Bishop Frey was not among them. Although he believed Bishop Righter was wrong and would eventually vote to allow a trial, "they brought the wrong charges and it blew up in their faces," he said.
The ruling, Bishop Frey said, created more serious theological problems for conservatives than those related to sexuality. When it said that gay ordination didn't violate core doctrine, the definition of core doctrine was based on modern theology rather than ancient creeds, he said. All of that created an opening that grew into a denominational split.
But for the Rev. Susan Russell of Pasadena, Calif., a past president of the Episcopal gay advocacy group Integrity, Bishop Righter was like the biblical patriarch Joseph, who was sold into slavery by his brothers but was consequently able to save them from starvation.
"There is a verse where Joseph says, 'You meant it for evil, but God meant it for good,' " she said. "What Bishop Righter did absolutely opened the way not just for gay and lesbian people to exercise more fully their ministry in the Episcopal Church, but for the Episcopal Church to become an opinion leader among mainline denominations."
There was a literal price to be paid for his canonical defense. "Walter never fully recovered financially," Rev.
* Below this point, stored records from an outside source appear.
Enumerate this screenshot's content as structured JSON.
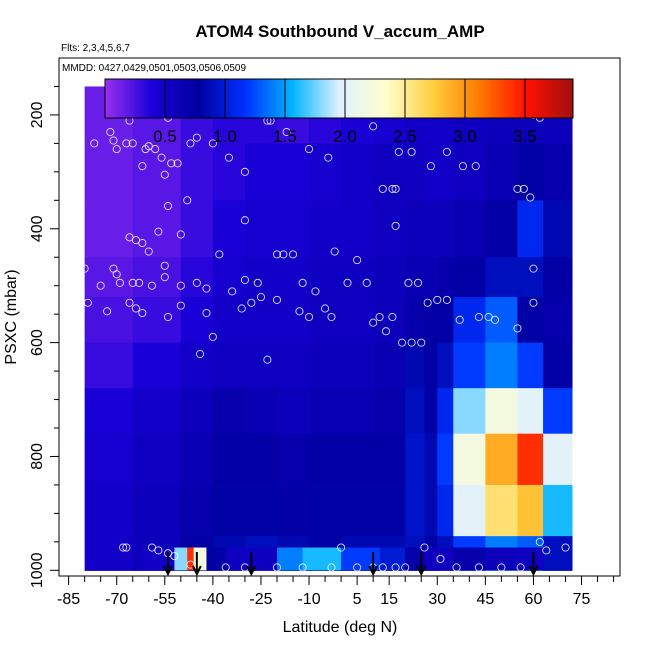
{
  "chart_data": {
    "type": "heatmap",
    "title": "ATOM4 Southbound V_accum_AMP",
    "subtitle_flights": "Flts: 2,3,4,5,6,7",
    "subtitle_dates": "MMDD: 0427,0429,0501,0503,0506,0509",
    "xlabel": "Latitude (deg N)",
    "ylabel": "PSXC (mbar)",
    "xlim": [
      -88,
      87
    ],
    "ylim": [
      1010,
      100
    ],
    "x_ticks": [
      -85,
      -70,
      -55,
      -40,
      -25,
      -10,
      5,
      15,
      30,
      45,
      60,
      75
    ],
    "x_tick_labels": [
      "-85",
      "-70",
      "-55",
      "-40",
      "-25",
      "-10",
      "5",
      "15",
      "30",
      "45",
      "60",
      "75"
    ],
    "y_ticks": [
      200,
      400,
      600,
      800,
      1000
    ],
    "y_tick_labels": [
      "200",
      "400",
      "600",
      "800",
      "1000"
    ],
    "colorbar": {
      "range": [
        0,
        3.9
      ],
      "ticks": [
        0.5,
        1.0,
        1.5,
        2.0,
        2.5,
        3.0,
        3.5
      ],
      "tick_labels": [
        "0.5",
        "1.0",
        "1.5",
        "2.0",
        "2.5",
        "3.0",
        "3.5"
      ],
      "colors": [
        "#9a30f0",
        "#1a00d8",
        "#0000a0",
        "#0030ff",
        "#00b4ff",
        "#dff0ff",
        "#ffffcf",
        "#ffd040",
        "#ff7a00",
        "#ff1000",
        "#a01010"
      ]
    },
    "field": {
      "lat_edges": [
        -80,
        -65,
        -50,
        -40,
        -30,
        -20,
        -10,
        0,
        10,
        20,
        26,
        30,
        35,
        45,
        55,
        63,
        72
      ],
      "pres_edges": [
        150,
        250,
        350,
        450,
        520,
        600,
        680,
        760,
        850,
        940,
        1000
      ],
      "values": [
        [
          0.15,
          0.2,
          0.3,
          0.35,
          0.35,
          0.3,
          0.35,
          0.4,
          0.45,
          0.5,
          0.5,
          0.5,
          0.55,
          0.6,
          0.6,
          0.6
        ],
        [
          0.15,
          0.2,
          0.3,
          0.35,
          0.4,
          0.4,
          0.45,
          0.5,
          0.55,
          0.55,
          0.5,
          0.5,
          0.55,
          0.65,
          0.8,
          0.7
        ],
        [
          0.15,
          0.2,
          0.3,
          0.4,
          0.45,
          0.45,
          0.5,
          0.5,
          0.55,
          0.6,
          0.6,
          0.6,
          0.65,
          0.75,
          1.1,
          0.85
        ],
        [
          0.2,
          0.25,
          0.35,
          0.45,
          0.5,
          0.5,
          0.55,
          0.55,
          0.6,
          0.65,
          0.65,
          0.7,
          0.75,
          0.9,
          0.9,
          0.75
        ],
        [
          0.25,
          0.3,
          0.4,
          0.5,
          0.5,
          0.5,
          0.55,
          0.55,
          0.6,
          0.7,
          0.75,
          0.75,
          1.1,
          1.3,
          0.8,
          0.7
        ],
        [
          0.3,
          0.4,
          0.5,
          0.55,
          0.55,
          0.55,
          0.6,
          0.6,
          0.65,
          0.85,
          0.75,
          0.9,
          1.2,
          1.4,
          1.2,
          0.8
        ],
        [
          0.4,
          0.5,
          0.6,
          0.7,
          0.65,
          0.6,
          0.65,
          0.65,
          0.7,
          0.9,
          0.8,
          1.1,
          1.8,
          2.2,
          2.0,
          1.2
        ],
        [
          0.45,
          0.55,
          0.65,
          0.75,
          0.75,
          0.7,
          0.75,
          0.75,
          0.75,
          0.95,
          0.85,
          1.2,
          2.2,
          2.9,
          3.4,
          2.0
        ],
        [
          0.5,
          0.6,
          0.7,
          0.8,
          0.8,
          0.75,
          0.8,
          0.8,
          0.8,
          0.95,
          0.85,
          1.1,
          2.0,
          2.6,
          2.8,
          1.6
        ],
        [
          0.5,
          0.6,
          0.75,
          0.85,
          0.9,
          0.85,
          0.8,
          0.85,
          0.85,
          0.9,
          0.8,
          0.9,
          1.2,
          1.4,
          1.3,
          0.9
        ]
      ],
      "surface_band": {
        "pres_range": [
          960,
          1000
        ],
        "lat_edges": [
          -62,
          -52,
          -48,
          -46,
          -42,
          -36,
          -20,
          -12,
          0,
          12,
          20,
          26,
          35,
          45,
          55,
          63
        ],
        "values": [
          0.5,
          1.8,
          3.4,
          2.2,
          0.8,
          0.55,
          1.4,
          1.6,
          1.2,
          1.0,
          0.7,
          0.55,
          0.7,
          0.6,
          0.55
        ]
      }
    },
    "sample_points": [
      [
        -85,
        240
      ],
      [
        -83,
        245
      ],
      [
        -77,
        250
      ],
      [
        -72,
        230
      ],
      [
        -71,
        245
      ],
      [
        -70,
        260
      ],
      [
        -67,
        250
      ],
      [
        -65,
        250
      ],
      [
        -66,
        210
      ],
      [
        -62,
        290
      ],
      [
        -61,
        260
      ],
      [
        -60,
        255
      ],
      [
        -58,
        260
      ],
      [
        -56,
        275
      ],
      [
        -55,
        200
      ],
      [
        -54,
        205
      ],
      [
        -53,
        285
      ],
      [
        -51,
        285
      ],
      [
        -47,
        250
      ],
      [
        -45,
        240
      ],
      [
        -40,
        250
      ],
      [
        -35,
        275
      ],
      [
        -30,
        300
      ],
      [
        -23,
        210
      ],
      [
        -22,
        210
      ],
      [
        -17,
        230
      ],
      [
        -10,
        260
      ],
      [
        -4,
        275
      ],
      [
        10,
        220
      ],
      [
        18,
        265
      ],
      [
        22,
        265
      ],
      [
        28,
        290
      ],
      [
        33,
        265
      ],
      [
        38,
        290
      ],
      [
        42,
        290
      ],
      [
        60,
        200
      ],
      [
        62,
        205
      ],
      [
        13,
        330
      ],
      [
        16,
        330
      ],
      [
        17,
        330
      ],
      [
        -55,
        305
      ],
      [
        -54,
        360
      ],
      [
        -48,
        350
      ],
      [
        -30,
        385
      ],
      [
        17,
        395
      ],
      [
        55,
        330
      ],
      [
        57,
        330
      ],
      [
        59,
        345
      ],
      [
        -66,
        415
      ],
      [
        -64,
        420
      ],
      [
        -62,
        425
      ],
      [
        -60,
        440
      ],
      [
        -57,
        405
      ],
      [
        -55,
        465
      ],
      [
        -50,
        410
      ],
      [
        -38,
        445
      ],
      [
        -20,
        445
      ],
      [
        -18,
        445
      ],
      [
        -15,
        445
      ],
      [
        -2,
        440
      ],
      [
        5,
        455
      ],
      [
        60,
        470
      ],
      [
        -80,
        470
      ],
      [
        -75,
        500
      ],
      [
        -71,
        470
      ],
      [
        -70,
        480
      ],
      [
        -69,
        495
      ],
      [
        -65,
        495
      ],
      [
        -63,
        495
      ],
      [
        -59,
        500
      ],
      [
        -55,
        485
      ],
      [
        -50,
        500
      ],
      [
        -45,
        495
      ],
      [
        -42,
        505
      ],
      [
        -34,
        510
      ],
      [
        -30,
        490
      ],
      [
        -26,
        495
      ],
      [
        -20,
        525
      ],
      [
        -12,
        495
      ],
      [
        -8,
        510
      ],
      [
        -5,
        540
      ],
      [
        2,
        495
      ],
      [
        8,
        495
      ],
      [
        12,
        555
      ],
      [
        16,
        555
      ],
      [
        21,
        495
      ],
      [
        24,
        495
      ],
      [
        27,
        530
      ],
      [
        30,
        525
      ],
      [
        33,
        525
      ],
      [
        43,
        555
      ],
      [
        46,
        555
      ],
      [
        60,
        530
      ],
      [
        -79,
        530
      ],
      [
        -73,
        545
      ],
      [
        -66,
        530
      ],
      [
        -64,
        540
      ],
      [
        -62,
        548
      ],
      [
        -54,
        555
      ],
      [
        -50,
        535
      ],
      [
        -42,
        548
      ],
      [
        -31,
        540
      ],
      [
        -28,
        530
      ],
      [
        -25,
        520
      ],
      [
        -13,
        545
      ],
      [
        -10,
        555
      ],
      [
        -3,
        555
      ],
      [
        10,
        565
      ],
      [
        14,
        580
      ],
      [
        19,
        600
      ],
      [
        22,
        600
      ],
      [
        25,
        600
      ],
      [
        -40,
        590
      ],
      [
        -44,
        620
      ],
      [
        -23,
        630
      ],
      [
        37,
        560
      ],
      [
        48,
        560
      ],
      [
        55,
        575
      ],
      [
        -68,
        960
      ],
      [
        -67,
        960
      ],
      [
        -59,
        960
      ],
      [
        -57,
        965
      ],
      [
        -54,
        970
      ],
      [
        -52,
        975
      ],
      [
        -47,
        990
      ],
      [
        -36,
        995
      ],
      [
        -30,
        995
      ],
      [
        -20,
        995
      ],
      [
        -12,
        995
      ],
      [
        -3,
        995
      ],
      [
        0,
        960
      ],
      [
        5,
        995
      ],
      [
        10,
        995
      ],
      [
        13,
        995
      ],
      [
        17,
        995
      ],
      [
        20,
        995
      ],
      [
        26,
        960
      ],
      [
        31,
        980
      ],
      [
        36,
        995
      ],
      [
        43,
        995
      ],
      [
        50,
        995
      ],
      [
        56,
        995
      ],
      [
        62,
        950
      ],
      [
        64,
        965
      ],
      [
        70,
        960
      ]
    ],
    "arrow_lats": [
      -54,
      -45,
      -28,
      10,
      25,
      60
    ]
  }
}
Werner said.
About eight years ago he settled in Export with his wife. The Pittsburgh diocese had become one of the most conservative in the country and would split in 2008. He joined Calvary Episcopal Church in Shadyside. When the Rev. Harold Lewis, rector of Calvary, invited him to celebrate weekday Eucharist and listed him among the parish clergy, Bishop Robert Duncan objected.
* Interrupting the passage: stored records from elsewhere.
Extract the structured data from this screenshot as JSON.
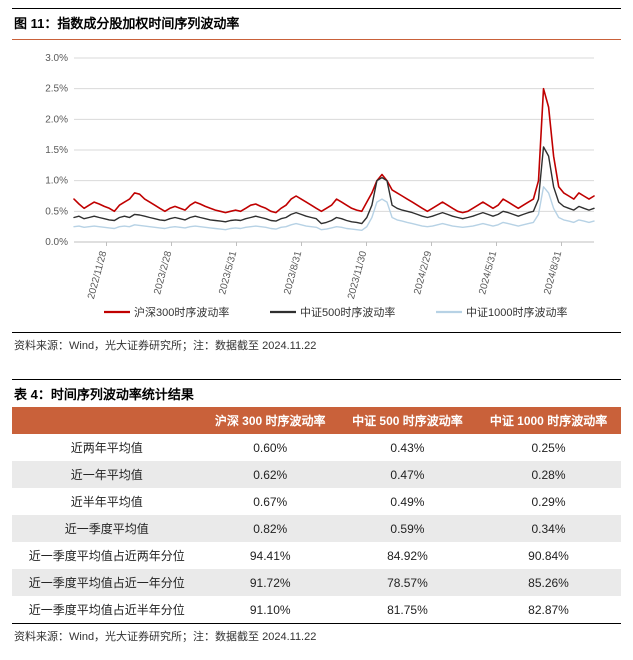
{
  "figure": {
    "title": "图 11：指数成分股加权时间序列波动率",
    "source": "资料来源：Wind，光大证券研究所；注：数据截至 2024.11.22",
    "chart": {
      "type": "line",
      "background_color": "#ffffff",
      "grid_color": "#d9d9d9",
      "y": {
        "min": 0.0,
        "max": 3.0,
        "step": 0.5,
        "format_suffix": "%",
        "label_fontsize": 10
      },
      "x": {
        "labels": [
          "2022/11/28",
          "2023/2/28",
          "2023/5/31",
          "2023/8/31",
          "2023/11/30",
          "2024/2/29",
          "2024/5/31",
          "2024/8/31"
        ],
        "rotation_deg": -75,
        "label_fontsize": 10
      },
      "series": [
        {
          "name": "沪深300时序波动率",
          "color": "#c00000",
          "width": 1.6,
          "values": [
            0.7,
            0.62,
            0.55,
            0.6,
            0.65,
            0.62,
            0.58,
            0.55,
            0.5,
            0.6,
            0.65,
            0.7,
            0.8,
            0.78,
            0.7,
            0.65,
            0.6,
            0.55,
            0.5,
            0.55,
            0.58,
            0.55,
            0.52,
            0.6,
            0.65,
            0.62,
            0.58,
            0.55,
            0.52,
            0.5,
            0.48,
            0.5,
            0.52,
            0.5,
            0.55,
            0.6,
            0.62,
            0.58,
            0.55,
            0.5,
            0.48,
            0.55,
            0.6,
            0.7,
            0.75,
            0.7,
            0.65,
            0.6,
            0.55,
            0.5,
            0.55,
            0.6,
            0.7,
            0.65,
            0.6,
            0.55,
            0.52,
            0.5,
            0.65,
            0.8,
            1.0,
            1.1,
            1.0,
            0.85,
            0.8,
            0.75,
            0.7,
            0.65,
            0.6,
            0.55,
            0.5,
            0.55,
            0.6,
            0.65,
            0.6,
            0.55,
            0.5,
            0.48,
            0.5,
            0.55,
            0.6,
            0.65,
            0.6,
            0.55,
            0.6,
            0.7,
            0.65,
            0.6,
            0.55,
            0.6,
            0.65,
            0.7,
            1.0,
            2.5,
            2.2,
            1.4,
            0.9,
            0.8,
            0.75,
            0.7,
            0.8,
            0.75,
            0.7,
            0.75
          ]
        },
        {
          "name": "中证500时序波动率",
          "color": "#2f2f2f",
          "width": 1.4,
          "values": [
            0.4,
            0.42,
            0.38,
            0.4,
            0.42,
            0.4,
            0.38,
            0.36,
            0.35,
            0.4,
            0.42,
            0.4,
            0.45,
            0.44,
            0.42,
            0.4,
            0.38,
            0.36,
            0.35,
            0.38,
            0.4,
            0.38,
            0.36,
            0.4,
            0.42,
            0.4,
            0.38,
            0.36,
            0.35,
            0.34,
            0.33,
            0.35,
            0.36,
            0.35,
            0.38,
            0.4,
            0.42,
            0.4,
            0.38,
            0.35,
            0.34,
            0.38,
            0.4,
            0.45,
            0.48,
            0.45,
            0.42,
            0.4,
            0.38,
            0.3,
            0.32,
            0.35,
            0.4,
            0.38,
            0.35,
            0.33,
            0.32,
            0.3,
            0.4,
            0.6,
            1.0,
            1.05,
            1.0,
            0.6,
            0.55,
            0.52,
            0.5,
            0.48,
            0.45,
            0.42,
            0.4,
            0.42,
            0.45,
            0.48,
            0.45,
            0.42,
            0.4,
            0.38,
            0.4,
            0.42,
            0.45,
            0.48,
            0.45,
            0.42,
            0.45,
            0.5,
            0.48,
            0.45,
            0.42,
            0.45,
            0.48,
            0.5,
            0.7,
            1.55,
            1.4,
            0.9,
            0.65,
            0.58,
            0.55,
            0.52,
            0.58,
            0.55,
            0.52,
            0.55
          ]
        },
        {
          "name": "中证1000时序波动率",
          "color": "#b7d2e5",
          "width": 1.4,
          "values": [
            0.25,
            0.26,
            0.24,
            0.25,
            0.26,
            0.25,
            0.24,
            0.23,
            0.22,
            0.25,
            0.26,
            0.25,
            0.28,
            0.27,
            0.26,
            0.25,
            0.24,
            0.23,
            0.22,
            0.24,
            0.25,
            0.24,
            0.23,
            0.25,
            0.26,
            0.25,
            0.24,
            0.23,
            0.22,
            0.21,
            0.2,
            0.22,
            0.23,
            0.22,
            0.24,
            0.25,
            0.26,
            0.25,
            0.24,
            0.22,
            0.21,
            0.24,
            0.25,
            0.28,
            0.3,
            0.28,
            0.26,
            0.25,
            0.24,
            0.2,
            0.21,
            0.23,
            0.25,
            0.24,
            0.22,
            0.21,
            0.2,
            0.19,
            0.25,
            0.4,
            0.65,
            0.7,
            0.65,
            0.4,
            0.36,
            0.34,
            0.32,
            0.3,
            0.28,
            0.26,
            0.25,
            0.26,
            0.28,
            0.3,
            0.28,
            0.26,
            0.25,
            0.24,
            0.25,
            0.26,
            0.28,
            0.3,
            0.28,
            0.26,
            0.28,
            0.32,
            0.3,
            0.28,
            0.26,
            0.28,
            0.3,
            0.32,
            0.45,
            0.9,
            0.8,
            0.55,
            0.4,
            0.36,
            0.34,
            0.32,
            0.36,
            0.34,
            0.32,
            0.34
          ]
        }
      ],
      "legend": {
        "position": "bottom",
        "fontsize": 11
      }
    }
  },
  "table": {
    "title": "表 4：时间序列波动率统计结果",
    "source": "资料来源：Wind，光大证券研究所；注：数据截至 2024.11.22",
    "header_bg": "#c9613a",
    "header_color": "#ffffff",
    "row_alt_bg": "#eaeaea",
    "fontsize": 12,
    "columns": [
      "",
      "沪深 300 时序波动率",
      "中证 500 时序波动率",
      "中证 1000 时序波动率"
    ],
    "rows": [
      [
        "近两年平均值",
        "0.60%",
        "0.43%",
        "0.25%"
      ],
      [
        "近一年平均值",
        "0.62%",
        "0.47%",
        "0.28%"
      ],
      [
        "近半年平均值",
        "0.67%",
        "0.49%",
        "0.29%"
      ],
      [
        "近一季度平均值",
        "0.82%",
        "0.59%",
        "0.34%"
      ],
      [
        "近一季度平均值占近两年分位",
        "94.41%",
        "84.92%",
        "90.84%"
      ],
      [
        "近一季度平均值占近一年分位",
        "91.72%",
        "78.57%",
        "85.26%"
      ],
      [
        "近一季度平均值占近半年分位",
        "91.10%",
        "81.75%",
        "82.87%"
      ]
    ]
  }
}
"That was a grievous blow to Walter," Rev. Lewis said.
Shortly after the diocesan split, Bishop Righter wrote to the Rev. James Simons of St. Michael of the Valley, then the ecclesiastical authority in charge of reorganizing the Episcopal dioceses.
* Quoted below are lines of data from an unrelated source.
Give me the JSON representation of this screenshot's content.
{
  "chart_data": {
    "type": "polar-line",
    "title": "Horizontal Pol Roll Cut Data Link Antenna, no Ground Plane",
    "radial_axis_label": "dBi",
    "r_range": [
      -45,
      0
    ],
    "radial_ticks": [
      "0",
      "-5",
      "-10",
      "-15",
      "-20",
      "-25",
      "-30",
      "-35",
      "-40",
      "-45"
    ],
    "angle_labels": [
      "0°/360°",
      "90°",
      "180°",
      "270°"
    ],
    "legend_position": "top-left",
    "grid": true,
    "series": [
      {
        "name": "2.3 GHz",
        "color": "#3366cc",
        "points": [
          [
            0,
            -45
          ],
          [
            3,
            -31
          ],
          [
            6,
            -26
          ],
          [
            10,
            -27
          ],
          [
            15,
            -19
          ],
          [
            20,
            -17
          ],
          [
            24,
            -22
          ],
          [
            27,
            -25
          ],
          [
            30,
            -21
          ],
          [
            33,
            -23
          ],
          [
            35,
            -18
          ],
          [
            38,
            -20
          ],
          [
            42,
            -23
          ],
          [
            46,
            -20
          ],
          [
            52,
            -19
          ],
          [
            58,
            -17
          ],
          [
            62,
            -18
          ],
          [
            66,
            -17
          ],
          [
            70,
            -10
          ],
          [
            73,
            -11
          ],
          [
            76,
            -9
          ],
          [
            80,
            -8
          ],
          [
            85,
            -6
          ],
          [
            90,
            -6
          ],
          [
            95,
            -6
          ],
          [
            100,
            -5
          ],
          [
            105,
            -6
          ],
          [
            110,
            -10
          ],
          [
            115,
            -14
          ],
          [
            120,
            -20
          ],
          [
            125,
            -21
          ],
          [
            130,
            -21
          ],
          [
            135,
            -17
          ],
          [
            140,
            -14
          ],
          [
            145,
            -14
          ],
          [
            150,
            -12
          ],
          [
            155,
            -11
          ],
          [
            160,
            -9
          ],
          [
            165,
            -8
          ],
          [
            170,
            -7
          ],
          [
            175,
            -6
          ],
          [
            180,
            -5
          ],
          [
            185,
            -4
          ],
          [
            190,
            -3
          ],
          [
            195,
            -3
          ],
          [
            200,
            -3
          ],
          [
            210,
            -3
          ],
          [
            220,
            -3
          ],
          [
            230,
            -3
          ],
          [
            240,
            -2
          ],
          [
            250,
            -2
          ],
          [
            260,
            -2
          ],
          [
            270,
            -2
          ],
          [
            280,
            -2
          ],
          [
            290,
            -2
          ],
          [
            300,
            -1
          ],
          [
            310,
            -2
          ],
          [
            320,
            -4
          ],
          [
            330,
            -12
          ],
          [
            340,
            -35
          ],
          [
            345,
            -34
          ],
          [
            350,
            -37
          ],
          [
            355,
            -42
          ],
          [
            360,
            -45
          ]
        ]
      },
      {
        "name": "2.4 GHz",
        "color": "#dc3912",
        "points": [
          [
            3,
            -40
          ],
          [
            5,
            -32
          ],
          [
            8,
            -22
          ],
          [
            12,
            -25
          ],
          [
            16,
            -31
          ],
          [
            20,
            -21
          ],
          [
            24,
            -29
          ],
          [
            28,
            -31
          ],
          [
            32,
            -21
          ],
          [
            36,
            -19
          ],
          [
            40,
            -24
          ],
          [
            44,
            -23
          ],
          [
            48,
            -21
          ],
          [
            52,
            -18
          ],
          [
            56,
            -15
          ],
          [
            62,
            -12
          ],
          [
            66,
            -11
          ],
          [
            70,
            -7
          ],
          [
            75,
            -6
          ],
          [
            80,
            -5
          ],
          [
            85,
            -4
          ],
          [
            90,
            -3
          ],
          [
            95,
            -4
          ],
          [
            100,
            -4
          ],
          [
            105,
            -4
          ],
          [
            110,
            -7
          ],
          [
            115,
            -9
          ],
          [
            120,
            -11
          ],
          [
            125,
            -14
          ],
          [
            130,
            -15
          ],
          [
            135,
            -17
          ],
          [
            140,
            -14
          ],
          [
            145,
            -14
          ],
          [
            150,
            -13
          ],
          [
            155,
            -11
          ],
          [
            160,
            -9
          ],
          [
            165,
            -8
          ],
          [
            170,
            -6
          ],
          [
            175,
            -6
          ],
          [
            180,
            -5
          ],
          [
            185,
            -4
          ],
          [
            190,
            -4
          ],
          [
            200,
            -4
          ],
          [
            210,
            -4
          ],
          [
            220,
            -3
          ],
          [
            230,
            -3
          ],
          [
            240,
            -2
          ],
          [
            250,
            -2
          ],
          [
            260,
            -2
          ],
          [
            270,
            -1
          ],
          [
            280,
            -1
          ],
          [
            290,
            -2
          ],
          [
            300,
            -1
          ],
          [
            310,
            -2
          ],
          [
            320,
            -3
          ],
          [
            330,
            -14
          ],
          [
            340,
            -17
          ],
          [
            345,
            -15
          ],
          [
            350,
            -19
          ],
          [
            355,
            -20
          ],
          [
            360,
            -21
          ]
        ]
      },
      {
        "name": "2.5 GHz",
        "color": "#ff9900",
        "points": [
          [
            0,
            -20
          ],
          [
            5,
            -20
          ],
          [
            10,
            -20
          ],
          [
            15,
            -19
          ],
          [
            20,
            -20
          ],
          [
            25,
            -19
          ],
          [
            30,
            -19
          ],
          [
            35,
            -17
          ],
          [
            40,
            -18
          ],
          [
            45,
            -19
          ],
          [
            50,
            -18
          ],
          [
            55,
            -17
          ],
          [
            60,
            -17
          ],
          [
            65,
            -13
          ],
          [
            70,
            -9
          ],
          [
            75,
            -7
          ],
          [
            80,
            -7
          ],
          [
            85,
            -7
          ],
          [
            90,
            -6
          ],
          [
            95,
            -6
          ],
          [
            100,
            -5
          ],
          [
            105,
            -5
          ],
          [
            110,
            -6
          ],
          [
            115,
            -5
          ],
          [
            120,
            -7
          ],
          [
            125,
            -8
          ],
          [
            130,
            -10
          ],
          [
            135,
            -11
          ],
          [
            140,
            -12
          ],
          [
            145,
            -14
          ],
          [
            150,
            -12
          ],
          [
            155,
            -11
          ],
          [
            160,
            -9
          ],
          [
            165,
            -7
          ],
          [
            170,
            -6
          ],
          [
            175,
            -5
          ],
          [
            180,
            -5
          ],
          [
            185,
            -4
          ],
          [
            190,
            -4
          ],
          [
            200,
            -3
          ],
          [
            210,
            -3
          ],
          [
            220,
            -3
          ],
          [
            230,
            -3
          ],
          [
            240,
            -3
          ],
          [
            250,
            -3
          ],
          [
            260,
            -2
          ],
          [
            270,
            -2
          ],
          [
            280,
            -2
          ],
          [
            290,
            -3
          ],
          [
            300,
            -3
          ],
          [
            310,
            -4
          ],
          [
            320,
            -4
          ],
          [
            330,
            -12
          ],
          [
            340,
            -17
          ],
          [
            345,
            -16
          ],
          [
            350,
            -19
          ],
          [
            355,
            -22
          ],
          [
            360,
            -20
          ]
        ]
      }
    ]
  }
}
"He asked for canonical residency and we granted it immediately. I sent him an email saying, 'Welcome home.' He was very appreciative," Rev. Simons said.
Failing health kept him from priestly duties. But he kept up a lively email correspondence with friends near and far. In July he began hospice care.
"He said the doctors told him to expect to live until October at the latest. He was very up front and straightforward about it, not at all fearful," Rev. Lewis said. "In dying, he taught us how to live. He was accepting of it. He was rejoicing in what he managed to do. He fought the good fight, as St. Paul said, and he was ready to go on to the next stage."
He is survived by his wife, Nancy; a brother, Richard of Murrysville; a son Richard of Keene, N.H.; a daughter, Becky Richardson of Des Moines, Iowa; a stepson, David DeGroot of Milford, Mass.; a stepdaughter, Kathy Gallogly of Oceanside, N.Y.; and four grandchildren.
The funeral will be Thursday at 11 a.m. in Calvary Episcopal Church, Shadyside, with interment in the parish columbarium.